Adviértase, por tanto, que, a criterio del autor, aun siendo representaciones ideales, ambas comunidades -la lingüística y la racial- relacionan a los individuos entre sí, pero además los conectan a un origen común en el que se localizaría la simiente de una etnicidad a partir de la cual se asentaría el pueblo y, de este modo, se legitimaría la nación. Sin embargo, la articulación entre la comunidad lingüística y la racial es complicada en la medida en que, mientras la primera se presenta abierta, la segunda suele mostrarse cerrada. Por consiguiente, será necesario dar un paso más si lo que se quiere es comprender las formas en que, a fin de que la identidad nacional siga siendo imperante, son transmitidas a la población la representación de ambas comunidades: la lingüística y la racial.

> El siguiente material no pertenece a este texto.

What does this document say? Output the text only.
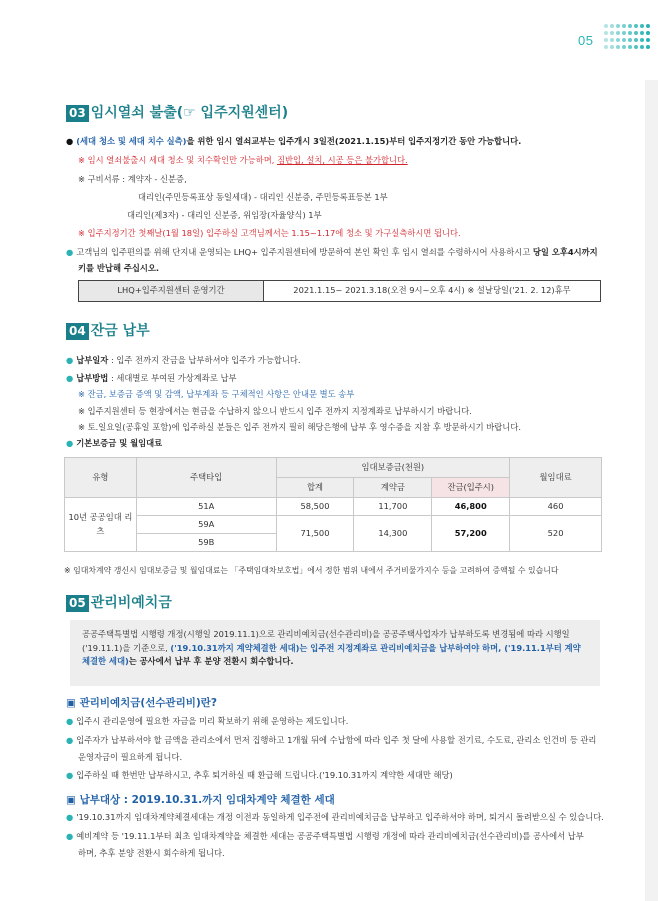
05
03 임시열쇠 불출(☞ 입주지원센터)
● (세대 청소 및 세대 치수 실측)을 위한 임시 열쇠교부는 입주개시 3일전(2021.1.15)부터 입주지정기간 동안 가능합니다.
※ 임시 열쇠불출시 세대 청소 및 치수확인만 가능하며, 짐반입, 설치, 시공 등은 불가합니다.
※ 구비서류 : 계약자 - 신분증,
대리인(주민등록표상 동일세대) - 대리인 신분증, 주민등록표등본 1부
대리인(제3자) - 대리인 신분증, 위임장(자율양식) 1부
※ 입주지정기간 첫째날(1월 18일) 입주하실 고객님께서는 1.15~1.17에 청소 및 가구실측하시면 됩니다.
● 고객님의 입주편의를 위해 단지내 운영되는 LHQ+ 입주지원센터에 방문하여 본인 확인 후 임시 열쇠를 수령하시어 사용하시고 당일 오후4시까지
키를 반납해 주십시오.
LHQ+입주지원센터 운영기간	2021.1.15~ 2021.3.18(오전 9시~오후 4시) ※ 설날당일('21. 2. 12)휴무
04 잔금 납부
● 납부일자 : 입주 전까지 잔금을 납부하셔야 입주가 가능합니다.
● 납부방법 : 세대별로 부여된 가상계좌로 납부
※ 잔금, 보증금 증액 및 감액, 납부계좌 등 구체적인 사항은 안내문 별도 송부
※ 입주지원센터 등 현장에서는 현금을 수납하지 않으니 반드시 입주 전까지 지정계좌로 납부하시기 바랍니다.
※ 토.일요일(공휴일 포함)에 입주하실 분들은 입주 전까지 필히 해당은행에 납부 후 영수증을 지참 후 방문하시기 바랍니다.
● 기본보증금 및 월임대료
유형	주택타입	임대보증금(천원)			월임대료
		합계	계약금	잔금(입주시)	
10년 공공임대 리츠	51A	58,500	11,700	46,800	460
	59A	71,500	14,300	57,200	520
	59B				
※ 임대차계약 갱신시 임대보증금 및 월임대료는 「주택임대차보호법」에서 정한 범위 내에서 주거비물가지수 등을 고려하여 증액될 수 있습니다
05 관리비예치금
공공주택특별법 시행령 개정(시행일 2019.11.1)으로 관리비예치금(선수관리비)을 공공주택사업자가 납부하도록 변경됨에 따라 시행일
('19.11.1)을 기준으로, ('19.10.31까지 계약체결한 세대)는 입주전 지정계좌로 관리비예치금을 납부하여야 하며, ('19.11.1부터 계약
체결한 세대)는 공사에서 납부 후 분양 전환시 회수합니다.
▣ 관리비예치금(선수관리비)란?
● 입주시 관리운영에 필요한 자금을 미리 확보하기 위해 운영하는 제도입니다.
● 입주자가 납부하셔야 할 금액을 관리소에서 먼저 집행하고 1개월 뒤에 수납함에 따라 입주 첫 달에 사용할 전기료, 수도료, 관리소 인건비 등 관리
운영자금이 필요하게 됩니다.
● 입주하실 때 한번만 납부하시고, 추후 퇴거하실 때 환급해 드립니다.('19.10.31까지 계약한 세대만 해당)
▣ 납부대상 : 2019.10.31.까지 임대차계약 체결한 세대
● '19.10.31까지 임대차계약체결세대는 개정 이전과 동일하게 입주전에 관리비예치금을 납부하고 입주하셔야 하며, 퇴거시 돌려받으실 수 있습니다.
● 예비계약 등 '19.11.1부터 최초 임대차계약을 체결한 세대는 공공주택특별법 시행령 개정에 따라 관리비예치금(선수관리비)를 공사에서 납부
하며, 추후 분양 전환시 회수하게 됩니다.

Balibar explica que los órganos gracias a los cuales vive el organismo nacional pueden ser debidamente explicados a partir del instrumental conceptual propuesto por su antiguo maestro, Louis Althusser: la noción de “aparatos ideológicos de Estado” puede ser empleada siempre que se tenga en consideración un par de precisiones. En primer lugar, el funcionamiento de los “aparatos ideológicos” no depende de instituciones aisladas sino de una combinación de diversas instituciones. De éstas, las dominantes ya no son -como ocurría en las sociedades burguesas del pasado- la Iglesia y la familia, pues actualmente corresponden a la familia y a la escuela. En segundo lugar, “la importancia contemporánea de la escolarización y de la célula familiar no procede solamente del lugar funcional que asumen en la reproducción de la fuerza de trabajo”, pues, según Balibar, esta tarea se encontraría subordinada a la “creación de una etnicidad ficticia” que haga a los individuos miembros de la unidad nacional (2018b: 187-188).

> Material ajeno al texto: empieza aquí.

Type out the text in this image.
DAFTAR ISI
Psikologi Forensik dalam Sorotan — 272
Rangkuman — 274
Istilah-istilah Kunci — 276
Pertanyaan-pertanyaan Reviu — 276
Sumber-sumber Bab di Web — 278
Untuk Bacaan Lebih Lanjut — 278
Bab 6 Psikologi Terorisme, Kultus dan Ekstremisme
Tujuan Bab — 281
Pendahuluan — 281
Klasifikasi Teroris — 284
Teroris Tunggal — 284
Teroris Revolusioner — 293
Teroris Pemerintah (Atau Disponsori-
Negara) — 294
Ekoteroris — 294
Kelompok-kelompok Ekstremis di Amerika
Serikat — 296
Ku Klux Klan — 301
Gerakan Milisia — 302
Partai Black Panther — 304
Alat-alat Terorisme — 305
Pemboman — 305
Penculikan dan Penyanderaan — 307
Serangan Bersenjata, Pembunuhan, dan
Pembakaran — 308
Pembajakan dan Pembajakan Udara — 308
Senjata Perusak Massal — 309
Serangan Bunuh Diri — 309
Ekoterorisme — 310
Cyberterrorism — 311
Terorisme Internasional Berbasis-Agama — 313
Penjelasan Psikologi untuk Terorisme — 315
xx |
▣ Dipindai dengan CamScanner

No obstante, no podemos negar que, asumiendo la noción de “aparatos ideológicos de Estado”, Balibar se expone a que sobre su planteamiento sea replicada la principal objeción que se le podría realizar al instrumental conceptual althusseriano: mucho se ha escrito del funcionalismo que subyace a la idea de unas instituciones sociales que no pueden concebirse únicamente como dispositivos ideológicos. Bien por el contrario, son múltiples las finalidades que poseen esas instituciones. Puesto que el pensador francés destaca la familia y la escuela como nodos centrales de esa “etnicidad ficticia” que constituye la tupida urdimbre nacional, señalemos brevemente algunos otros aspectos que le resultan inherentes a ambas instituciones.

Además de ser 1) un espacio de organización y culturalización de la fuerza de trabajo dentro de contenedores políticos que facilitan su estabilización y 2) un servicio de instrucción cívica que regula las pautas de comportamiento de la población dentro de la demarcación nacional, la escuela también es 3) un espacio que permite el desarrollo de las capacidades intelectuales humanas -dado el suministro de conocimientos (saberes) que proporciona- y 4) un elevador social -a causa de los reconocimientos (títulos) que ofrece-. Por otra parte, la familia moderna, que para Balibar deviene un espacio relativamente planificado por parte de la política familiar del Estado,21 puede pensarse como 1) un espacio de socialización primario -al ofrecer las aptitudes imprescindibles para vivir socialmente-, 2) una estructura de apoyo mutuo -a causa de la solidaridad de sus miembros- y 3) un depósito de recursos culturales y económicos -a causa de las dotaciones de esos tipos de capital que proporcionan los familiares-.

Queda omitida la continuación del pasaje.